So I grew up with it. And I had always wanted to start my own business. I had a partner when I started the company who was under a non-compete with uh, his prior company that he had sold with the exception of technical staffing. And so the original blueprint for versus was to start with technical staffing and then move into professional services and managed services.

And what happened was I fell in love with staffing. It took me about a year to understand the operational model and the lexicon. And along the way, I just fell in love with the cadence. You know, you're going to get knocked down 10 times to get up on the 11th. And here we are six years later and we built a company that's managed to double in size six years and running.

And I love what I do, and I love our team and I love the industry.

Jan Jedlinski: Great. That's a great story. Super fascinating. I love those stories where actually everybody sort of somehow drifted into the, into the staffing market. It's true for me and my business as well. So yeah. Exciting, exciting to hear that we actually just spoke on your podcasts and I actually wanted to ask you the question right now.

How did you end up with the name Ursus?

Jon Beck: Again, my partner at the time had recently sold his company. We were both Cal Berkeley grads. The Cal mascot is the golden bear. His prior company had a bear name in it. And so over a couple of cocktails, we had the big decision of whether we would go Latin or Spanish also versus we chose Latin.

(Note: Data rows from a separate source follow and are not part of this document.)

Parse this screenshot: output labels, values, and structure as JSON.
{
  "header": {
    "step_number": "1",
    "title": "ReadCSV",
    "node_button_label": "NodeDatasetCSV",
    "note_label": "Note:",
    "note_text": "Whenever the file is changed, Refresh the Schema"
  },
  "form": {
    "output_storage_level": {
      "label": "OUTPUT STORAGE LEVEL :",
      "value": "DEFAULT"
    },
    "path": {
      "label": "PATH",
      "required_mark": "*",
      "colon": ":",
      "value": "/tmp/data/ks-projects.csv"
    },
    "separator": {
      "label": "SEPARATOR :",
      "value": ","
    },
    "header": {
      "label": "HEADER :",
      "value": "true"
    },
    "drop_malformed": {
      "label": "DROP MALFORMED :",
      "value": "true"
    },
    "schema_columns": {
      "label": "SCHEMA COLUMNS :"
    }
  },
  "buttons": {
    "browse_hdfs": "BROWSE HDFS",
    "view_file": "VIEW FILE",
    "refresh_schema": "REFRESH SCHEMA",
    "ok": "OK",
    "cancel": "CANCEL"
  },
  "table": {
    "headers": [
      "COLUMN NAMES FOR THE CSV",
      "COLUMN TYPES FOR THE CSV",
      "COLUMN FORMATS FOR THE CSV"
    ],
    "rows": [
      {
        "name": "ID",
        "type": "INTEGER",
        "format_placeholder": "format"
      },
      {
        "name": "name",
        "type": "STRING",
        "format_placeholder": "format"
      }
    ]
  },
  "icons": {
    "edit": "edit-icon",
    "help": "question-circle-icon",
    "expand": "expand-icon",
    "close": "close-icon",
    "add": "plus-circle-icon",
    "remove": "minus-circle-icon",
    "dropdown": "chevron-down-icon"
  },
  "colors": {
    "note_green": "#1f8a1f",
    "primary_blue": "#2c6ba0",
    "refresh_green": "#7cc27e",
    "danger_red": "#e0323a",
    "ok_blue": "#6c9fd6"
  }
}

It's a bit of a double entendre, hence the star in our logo. Because there's the constellation Ursus and the best part of it, Jan is most people probably do what they do with you if they ask the question or they mispronounce. And hopefully they remember it as opposed to throwing two technology words together and coming up with a name.

So it's served us well with the brand and we have a lot of fun with it. And but I I'd like to take credit saying that there was a master plan in there really wasn't.

Jan Jedlinski: Yeah. It's usually like that. We had a similar story that you can listen to on Jon's podcast, where I was talking about how the name for Gustav of one of our products actually came about.

Jon Beck: Right. The story is worth listening to, far more interesting than mine, by the way.

Jan Jedlinski: Yeah, for sure. So, Jon, I always like to ask the question and this is a very open-ended question, but what keeps you up at night, these days as a staffing owner? What do you think about then? What do you worry about?

Jon Beck: Yeah, I'll start Jan with. Acknowledging that whether you're on a staffing business or any other business as a startup and an entrepreneur, there's always going to be something to keep you up. And the interesting thing about a year, maybe two years into starting the company, I went back to all the people that I worked for. I've been fortunate enough to be part of some great management teams with some fantastic founders and CEOs.

And I reached out to all of them and either sat down with them or had a conversation and just said, thank you. And I appreciate how difficult.. Being the founder and CEO is there's nothing that can prepare you for the job until you do the job. You can be part of the management team. You can go to business school, you can read books until you walk the path.

You'll never know. And it's lonely at times because there are certain things that you can share with your team and a lot that you can't, you have to be the cheerleader and the front person to all parties involved. But it's incredibly rewarding. And having the team around me that I'm fortunate enough to do, makes it worth a while to specifically answer your question.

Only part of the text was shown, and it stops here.